Feb 1, 2011

But What If Other Offices Are Also Getting Lots Of Calls?

From the Bolivar Commercial:
The Social Security Administration offices in Cleveland have received an upgrade this week.

Patrick Goins Jr., a Cleveland native now working with Avaya Government Solutions, had workers take out the old phone lines in the building and replace them with a new system. ...

The new system uses Enterprise Voice over Internet Protocol technology.

“What was a completely independent system is now a network within the Social Security Administration that they own,” Goins said. “They don’t have to pay long distance or call charges. It’s basically run at almost no cost to them.”

Additionally, the interlinked system means that if there are ever problems at a particular office, calls can easily be re-routed to other offices. ...

This process also works in situations where hold times are long. If an office is experiencing a huge number of calls and is having to keep people on hold for a long period of time, calls can be quickly sent to another office.

6 comments:

Anonymous said...

I am a Disability Benefit Specialist in Wisconsin and wonder if this will present problems with releases. I have run into problems where a SSA 3288 form was faxed to a field office and ended up on someones desk. If I end up talking with a different field office there may be a delay in receiving information if that 3288 never made it to the clients file.

Anonymous said...

It costs so little because it works so poorly. This project looked good on paper but works awful in practice.
Some big dope looking to make himself/herself look good. In reality all they did was get us the Hugo of phone systems. Dope.

Anonymous said...

So they get transferred to another office where no one has any idea what's going on with their claim, and can't make any inputs anyway because the claim is owned by the original office. Great!

Anonymous said...

Oh, this is priceless. Auto transfer a call from one office with too few bodies to answer the phones to another office with too few bodies to answer the phones.

The whole VOIP project should have taught SSA a lesson on crappy phone systems. Once again, "doing more with less". I'd like to see OIG actually do some real work and investigate how all these contracts are awarded. If not, get a Congressman to call in GAO.

Anonymous said...

The system is so great that the company that developed it (Nortel) when bankrupt.
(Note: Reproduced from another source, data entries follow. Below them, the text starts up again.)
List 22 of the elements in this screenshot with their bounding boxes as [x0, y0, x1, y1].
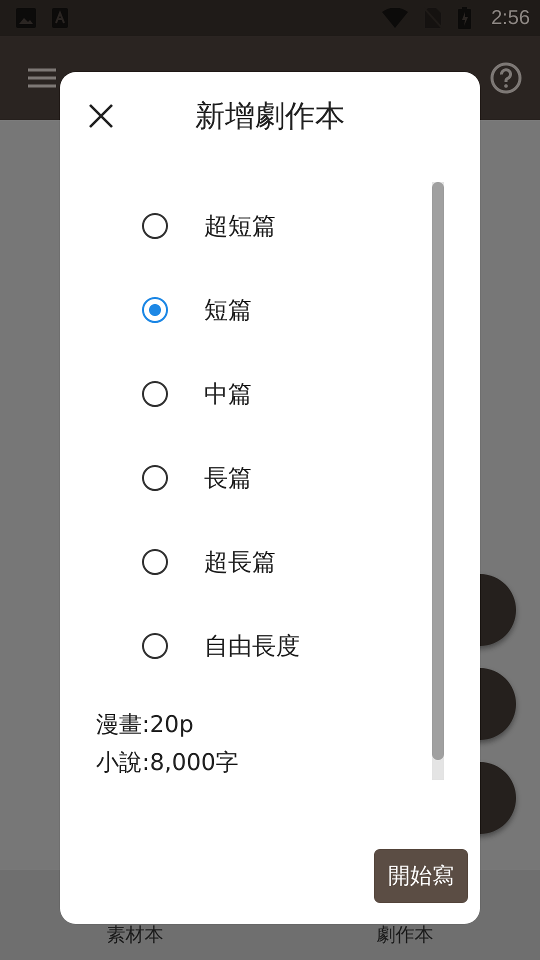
detail-text: 小說:8,000字 [96, 749, 239, 778]
dialog-title: 新增劇作本 [194, 98, 346, 136]
radio-button[interactable] [142, 633, 168, 659]
option-label[interactable]: 長篇 [204, 462, 252, 494]
status-time: 2:56 [491, 6, 530, 30]
radio-button[interactable] [142, 297, 168, 323]
radio-button[interactable] [142, 549, 168, 575]
option-label[interactable]: 自由長度 [204, 630, 300, 662]
radio-button[interactable] [142, 465, 168, 491]
option-label[interactable]: 中篇 [204, 378, 252, 410]
help-icon[interactable] [490, 62, 522, 94]
option-label[interactable]: 超長篇 [204, 546, 276, 578]
option-label[interactable]: 短篇 [204, 294, 252, 326]
start-button[interactable]: 開始寫 [374, 849, 468, 903]
image-icon [16, 8, 36, 28]
menu-icon[interactable] [28, 68, 56, 88]
radio-button[interactable] [142, 213, 168, 239]
option-label[interactable]: 超短篇 [204, 210, 276, 242]
font-icon [52, 8, 68, 28]
detail-text: 漫畫:20p [96, 711, 194, 740]
battery-icon [458, 7, 472, 29]
radio-button[interactable] [142, 381, 168, 407]
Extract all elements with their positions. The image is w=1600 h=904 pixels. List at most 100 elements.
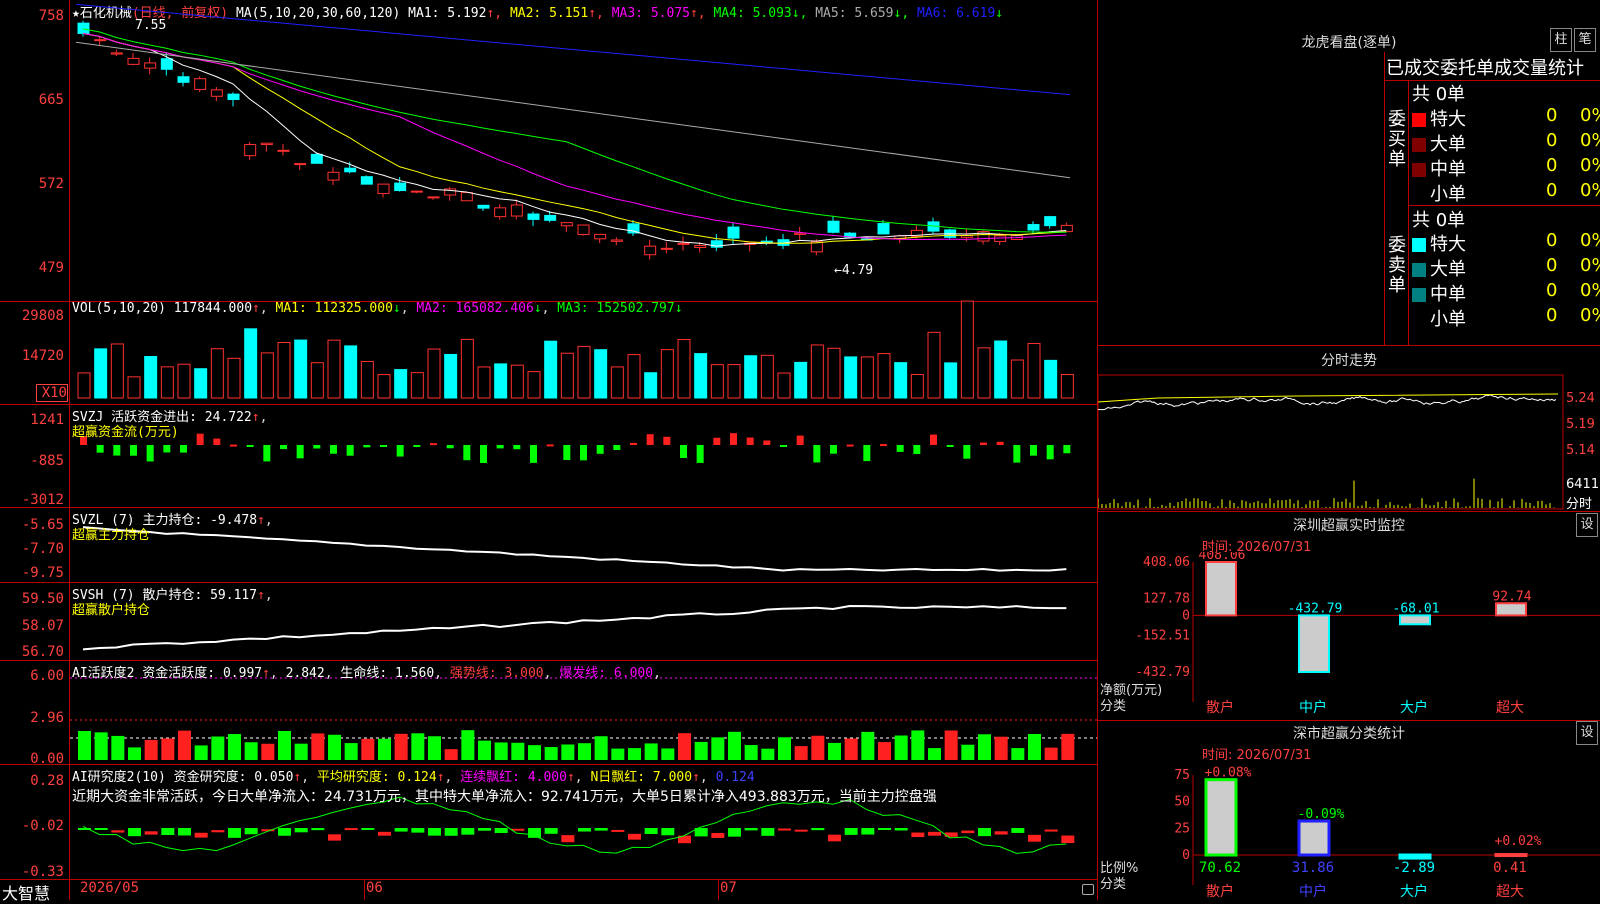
candle-body	[277, 149, 290, 152]
candle-body	[460, 192, 473, 202]
activity-bar	[211, 736, 225, 760]
activity-bar	[778, 737, 791, 760]
research-bar	[1061, 835, 1075, 844]
research-bar	[428, 828, 441, 836]
ma3-line	[82, 32, 1067, 241]
intraday-axis-1: 5.19	[1566, 417, 1595, 432]
classify-axis-tick: 25	[1174, 821, 1190, 836]
order-row-sell-rows-1: 大单 0 0%	[1412, 255, 1600, 281]
flow-bar	[96, 445, 104, 453]
svsh-axis-0: 59.50	[21, 591, 64, 607]
order-row-count: 0	[1546, 305, 1558, 326]
activity-bar	[728, 731, 741, 760]
flow-bar	[896, 445, 904, 452]
volume-bar	[410, 372, 424, 399]
ai1-label: AI活跃度2 资金活跃度: 0.997	[72, 666, 263, 681]
svzj-axis-2: -3012	[21, 492, 64, 508]
ai2-label: AI研究度2(10) 资金研究度: 0.050	[72, 770, 294, 785]
order-row-count: 0	[1546, 280, 1558, 301]
flow-bar	[1030, 445, 1037, 456]
activity-bar	[244, 742, 258, 760]
research-bar	[228, 828, 241, 838]
order-row-count: 0	[1546, 155, 1558, 176]
ai1-v2: 2.842	[285, 666, 325, 681]
research-bar	[1028, 834, 1041, 842]
volume-bar	[827, 347, 841, 399]
sell-label: 委卖单	[1388, 235, 1406, 296]
research-bar	[728, 828, 741, 837]
vol-ma3: MA3: 152502.797	[557, 301, 675, 316]
research-bar	[411, 828, 425, 833]
flow-bar	[130, 445, 137, 456]
ai2-header: AI研究度2(10) 资金研究度: 0.050↑, 平均研究度: 0.124↑,…	[72, 770, 755, 785]
intraday-axis-2: 5.14	[1566, 443, 1595, 458]
activity-bar	[744, 745, 758, 760]
classify-category: 中户	[1299, 883, 1327, 900]
bar-mode-button[interactable]: 柱	[1550, 28, 1572, 52]
vol-axis-2: X10	[36, 384, 68, 402]
research-bar	[894, 828, 908, 831]
activity-bar	[544, 747, 558, 760]
order-row-count: 0	[1546, 255, 1558, 276]
classify-value: 31.86	[1292, 860, 1334, 876]
activity-bar	[611, 748, 625, 760]
flow-bar	[913, 445, 921, 455]
svzl-line	[82, 526, 1067, 572]
activity-bar	[328, 734, 341, 760]
color-swatch	[1412, 313, 1426, 327]
price-axis-1: 665	[38, 92, 64, 108]
classify-value: 70.62	[1199, 860, 1241, 876]
flow-bar	[830, 445, 837, 454]
research-bar	[444, 828, 458, 836]
volume-bar	[327, 339, 341, 399]
flow-bar	[246, 445, 254, 447]
flow-bar	[496, 445, 504, 449]
candle-body	[660, 247, 673, 250]
flow-bar	[663, 436, 671, 445]
intraday-frame	[1098, 374, 1564, 510]
classify-chart: 75 50 25 0 +0.08% 70.62 散户 -0.09% 31.86 中户 -2.89 大户…	[1100, 766, 1600, 900]
monitor-bar-value: 92.74	[1492, 589, 1531, 604]
volume-bar	[1044, 359, 1058, 399]
x-label-jul: 07	[720, 880, 737, 896]
volume-bar	[544, 340, 558, 399]
volume-bar	[194, 368, 208, 399]
activity-bar	[878, 742, 891, 760]
candle-body	[544, 214, 557, 221]
activity-bar	[394, 733, 408, 760]
order-row-name: 中单	[1430, 159, 1466, 180]
intraday-price-line	[1098, 394, 1557, 411]
ai1-header: AI活跃度2 资金活跃度: 0.997↑, 2.842, 生命线: 1.560,…	[72, 666, 661, 681]
volume-bar	[110, 343, 124, 399]
order-row-count: 0	[1546, 105, 1558, 126]
research-bar	[961, 830, 975, 834]
buy-label: 委买单	[1388, 109, 1406, 170]
classify-settings-button[interactable]: 设	[1576, 721, 1598, 745]
flow-bar	[563, 445, 571, 461]
activity-bar	[661, 748, 675, 760]
candle-body	[227, 93, 240, 100]
svzl-axis-0: -5.65	[21, 517, 64, 533]
monitor-category: 散户	[1206, 699, 1234, 716]
monitor-settings-button[interactable]: 设	[1576, 513, 1598, 537]
volume-bar	[1027, 342, 1041, 399]
activity-bar	[578, 743, 591, 760]
flow-bar	[413, 445, 421, 447]
tick-mode-button[interactable]: 笔	[1574, 28, 1596, 52]
classify-category: 散户	[1206, 883, 1234, 900]
research-bar	[328, 834, 341, 841]
research-bar	[811, 828, 825, 831]
candle-body	[210, 89, 223, 97]
svsh-axis-1: 58.07	[21, 618, 64, 634]
research-bar	[1044, 829, 1058, 832]
svzj-sub: 超赢资金流(万元)	[72, 425, 179, 440]
volume-bar	[210, 348, 224, 399]
monitor-bar-value: 408.06	[1199, 552, 1246, 563]
classify-category: 超大	[1496, 884, 1524, 900]
order-row-pct: 0%	[1580, 105, 1600, 126]
vol-header: VOL(5,10,20) 117844.000↑, MA1: 112325.00…	[72, 301, 683, 316]
candle-body	[327, 171, 340, 181]
ai2-v2: 平均研究度: 0.124	[316, 770, 437, 785]
candle-body	[510, 204, 523, 217]
lock-icon[interactable]	[1082, 884, 1094, 895]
Way to pick another looser, SSA....

Nancy Ortiz said...

Have we ever had telephone systems that worked since they pulled the old hardwired phones out of the wall? I called a friend's office the other day and the automated answer was unintelligible. So, I sent him an email and he had to call me. Oh, and there's no such thing as a phone system that doesn't cost anything. I hear you can't fix problems yourself, and messes with extensions and so on never get fixed. Just great. Yeah, another great "We don't need more people! Let's automate it!" idea. Feh.